Hybrid Work: Canadian Employers Embrace The Worst of Both Worlds
Work from home is out, but the hybrid model (some days in office) is gaining steam. Hybrid workers climbed from 2.6% to 5.1% between 2022 and 2025, rising from 520,000 to 1.08 million. Nearly doubling its share over three years makes it the fastest-growing segment, but at just 1 in 20 workers it’s far from a paradigm shift.
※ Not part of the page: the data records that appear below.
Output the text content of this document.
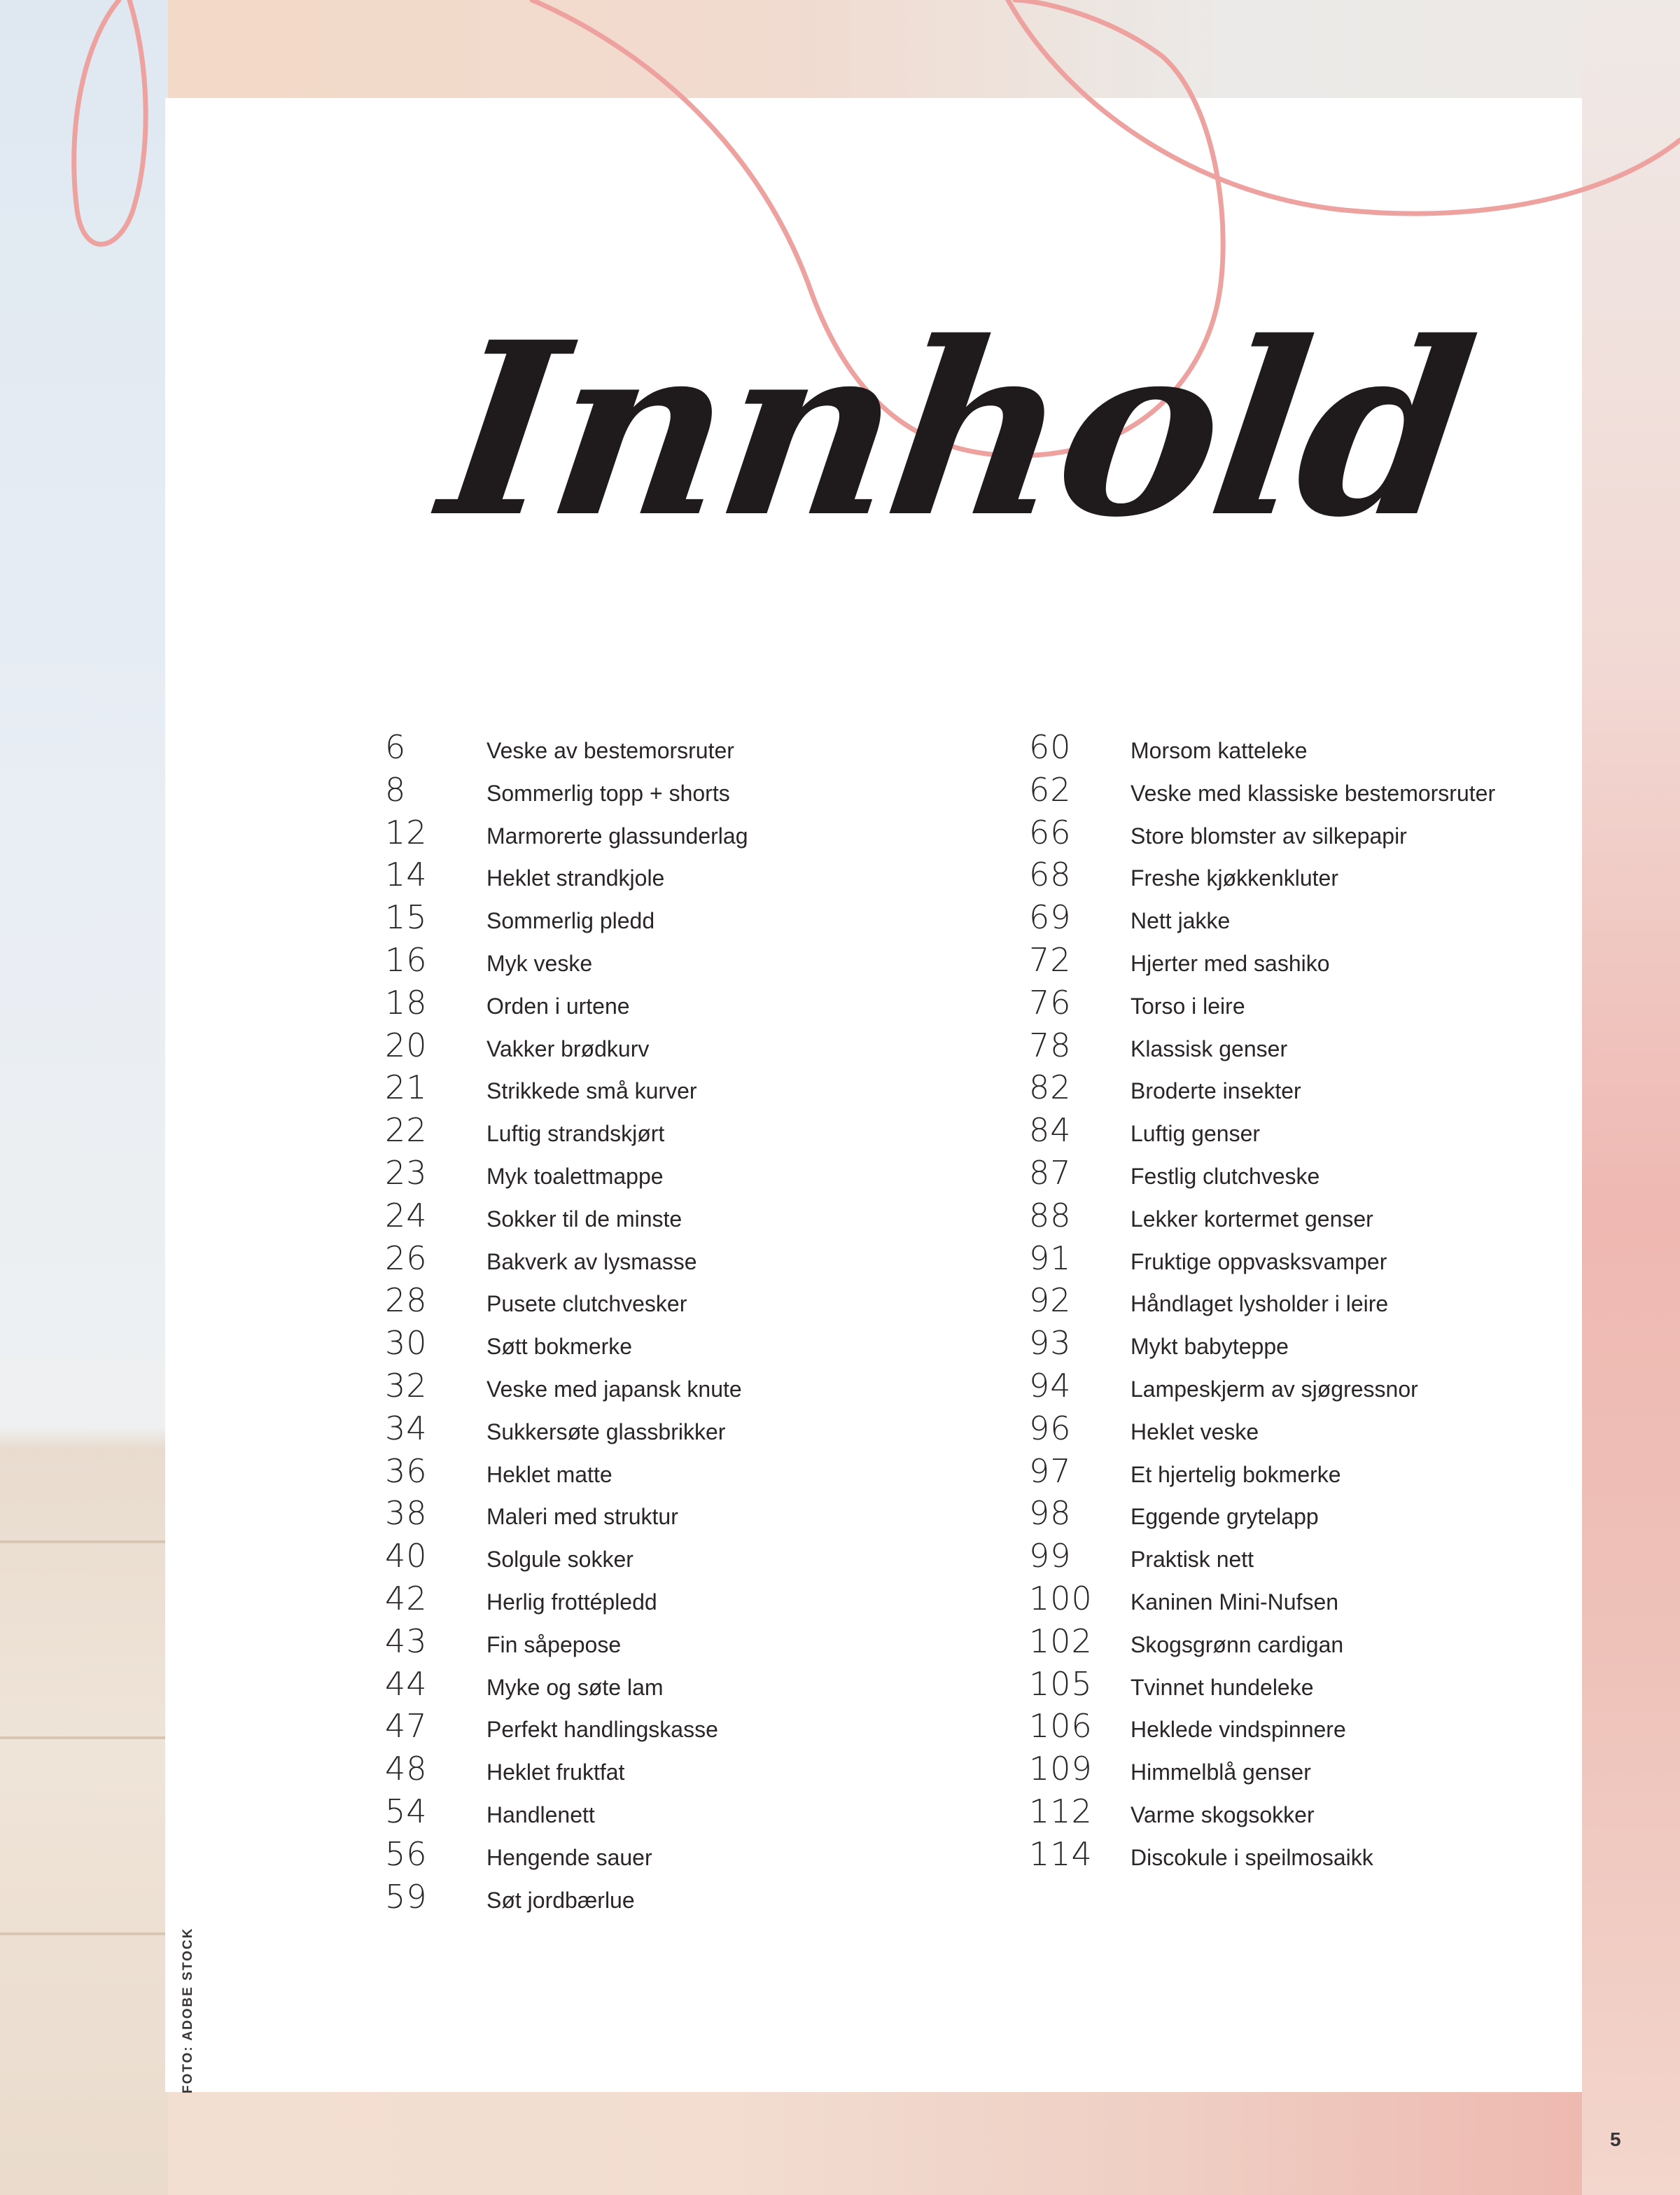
Innhold
6	Veske av bestemorsruter
8	Sommerlig topp + shorts
12	Marmorerte glassunderlag
14	Heklet strandkjole
15	Sommerlig pledd
16	Myk veske
18	Orden i urtene
20	Vakker brødkurv
21	Strikkede små kurver
22	Luftig strandskjørt
23	Myk toalettmappe
24	Sokker til de minste
26	Bakverk av lysmasse
28	Pusete clutchvesker
30	Søtt bokmerke
32	Veske med japansk knute
34	Sukkersøte glassbrikker
36	Heklet matte
38	Maleri med struktur
40	Solgule sokker
42	Herlig frottépledd
43	Fin såpepose
44	Myke og søte lam
47	Perfekt handlingskasse
48	Heklet fruktfat
54	Handlenett
56	Hengende sauer
59	Søt jordbærlue
60	Morsom katteleke
62	Veske med klassiske bestemorsruter
66	Store blomster av silkepapir
68	Freshe kjøkkenkluter
69	Nett jakke
72	Hjerter med sashiko
76	Torso i leire
78	Klassisk genser
82	Broderte insekter
84	Luftig genser
87	Festlig clutchveske
88	Lekker kortermet genser
91	Fruktige oppvasksvamper
92	Håndlaget lysholder i leire
93	Mykt babyteppe
94	Lampeskjerm av sjøgressnor
96	Heklet veske
97	Et hjertelig bokmerke
98	Eggende grytelapp
99	Praktisk nett
100	Kaninen Mini-Nufsen
102	Skogsgrønn cardigan
105	Tvinnet hundeleke
106	Heklede vindspinnere
109	Himmelblå genser
112	Varme skogsokker
114	Discokule i speilmosaikk

FOTO: ADOBE STOCK

5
Instead, hybrid leaves workers with the worst of both worlds: a few days at home, but still tethered to pricey urban cores. And that’s by design.
Remote Work A Boon For Small Cities—Its Unwinding May Reverse It
The reversal of work from home is part of a broader push to revive pricey downtown cores. Remote work during the pandemic let people keep big-city wages while moving to less expensive regions. Small towns and households both benefited, with families keeping more disposable income and spending it locally.
But this left office towers vacant and surrounding streets with far less traffic. After pressure from business associations, policymakers moved to undo those shifts and bring activity back to big cities. In doing so, they risk reversing the gains small towns made—and creating a net loss for households, as more income is drained by housing and commuting costs.